On what technology would you like to depend?
While I was still thinking about technology-dependence last week, I happened to read an assertion in Jonathon Lyons' The House of Wisdom (p. 32) that "Accurate timekeeping would one day free society from the dictates of sunrise and sunset and recast the day or the hour as an abstract notion distinct from daily experience." This seemed a fairly peculiar idea of freedom given that, in Lyons' own words, it resulted in "the regular ringing of monastery bells" and "the tentative beginnings of an organized social order". Did we simply exchange slavery to the Sun for slavery to the clock?
Lyons goes on to claim that timekeeping enabled people to see "the universe as something that could be measured, calculated and controlled." I assume that Lyons was thinking about the "controlled" part when he wrote about the freedom brought about clocks, even though a clock by itself obviously contributes only to the "measured" part.
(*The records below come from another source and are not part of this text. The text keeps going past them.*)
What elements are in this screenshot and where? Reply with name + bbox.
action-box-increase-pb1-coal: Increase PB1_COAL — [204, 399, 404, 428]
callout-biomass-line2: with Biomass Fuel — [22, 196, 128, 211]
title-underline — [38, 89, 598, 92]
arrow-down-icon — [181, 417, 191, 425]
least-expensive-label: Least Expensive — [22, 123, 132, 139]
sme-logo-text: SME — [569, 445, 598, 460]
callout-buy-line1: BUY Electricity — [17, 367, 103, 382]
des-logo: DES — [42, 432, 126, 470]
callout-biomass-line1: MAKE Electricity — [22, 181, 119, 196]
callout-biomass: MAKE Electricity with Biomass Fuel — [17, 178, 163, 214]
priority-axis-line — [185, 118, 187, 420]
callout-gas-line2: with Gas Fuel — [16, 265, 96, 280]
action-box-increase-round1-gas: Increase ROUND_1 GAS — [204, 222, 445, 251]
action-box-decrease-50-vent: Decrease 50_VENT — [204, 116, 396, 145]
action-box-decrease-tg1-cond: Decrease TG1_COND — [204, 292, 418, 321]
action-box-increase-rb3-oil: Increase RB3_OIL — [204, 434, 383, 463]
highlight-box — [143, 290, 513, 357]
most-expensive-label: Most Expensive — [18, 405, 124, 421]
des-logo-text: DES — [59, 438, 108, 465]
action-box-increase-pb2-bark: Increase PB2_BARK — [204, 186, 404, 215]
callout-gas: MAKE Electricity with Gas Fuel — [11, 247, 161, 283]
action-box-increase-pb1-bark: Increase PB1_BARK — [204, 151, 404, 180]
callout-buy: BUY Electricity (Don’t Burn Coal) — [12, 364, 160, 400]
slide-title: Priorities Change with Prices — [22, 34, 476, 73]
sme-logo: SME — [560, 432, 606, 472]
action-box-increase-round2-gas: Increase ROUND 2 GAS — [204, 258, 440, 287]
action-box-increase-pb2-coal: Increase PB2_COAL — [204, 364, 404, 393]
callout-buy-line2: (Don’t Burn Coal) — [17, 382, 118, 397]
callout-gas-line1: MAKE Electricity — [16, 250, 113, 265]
Kevin Kelly's What Technology Wants makes much of the idea that technology gives us choices. Kelly has some vague idea that technology is important, and I have no clear idea of what he thinks it wants. Nonetheless, I can see the point that the invention of clocks, for example, gives us a choice between organising our days according to the Sun, or according to clocks.
I think "us", as opposed to "me", is an important word here. I like to rise with the Sun and get to work as soon as I have eaten my breakfast. But we Australians have made a social and economic agreement that shops and offices will open at 9am, or thereabouts, irrespective of what the Sun and I like to do. Being part of this society, I have to co-operate with it.
So perhaps Lyons isn't so peculiar, given that he refers to "freeing society" and not necessarily freeing individuals. As much as modern society is dependent on clocks, electricity, telephones and the rest, we at least arguably chose to depend on those technologies rather than the Sun, human muscle and smoke signals. So long as society chooses its technologies, rather than let its technologies choose it, society's freedom seems to be intact.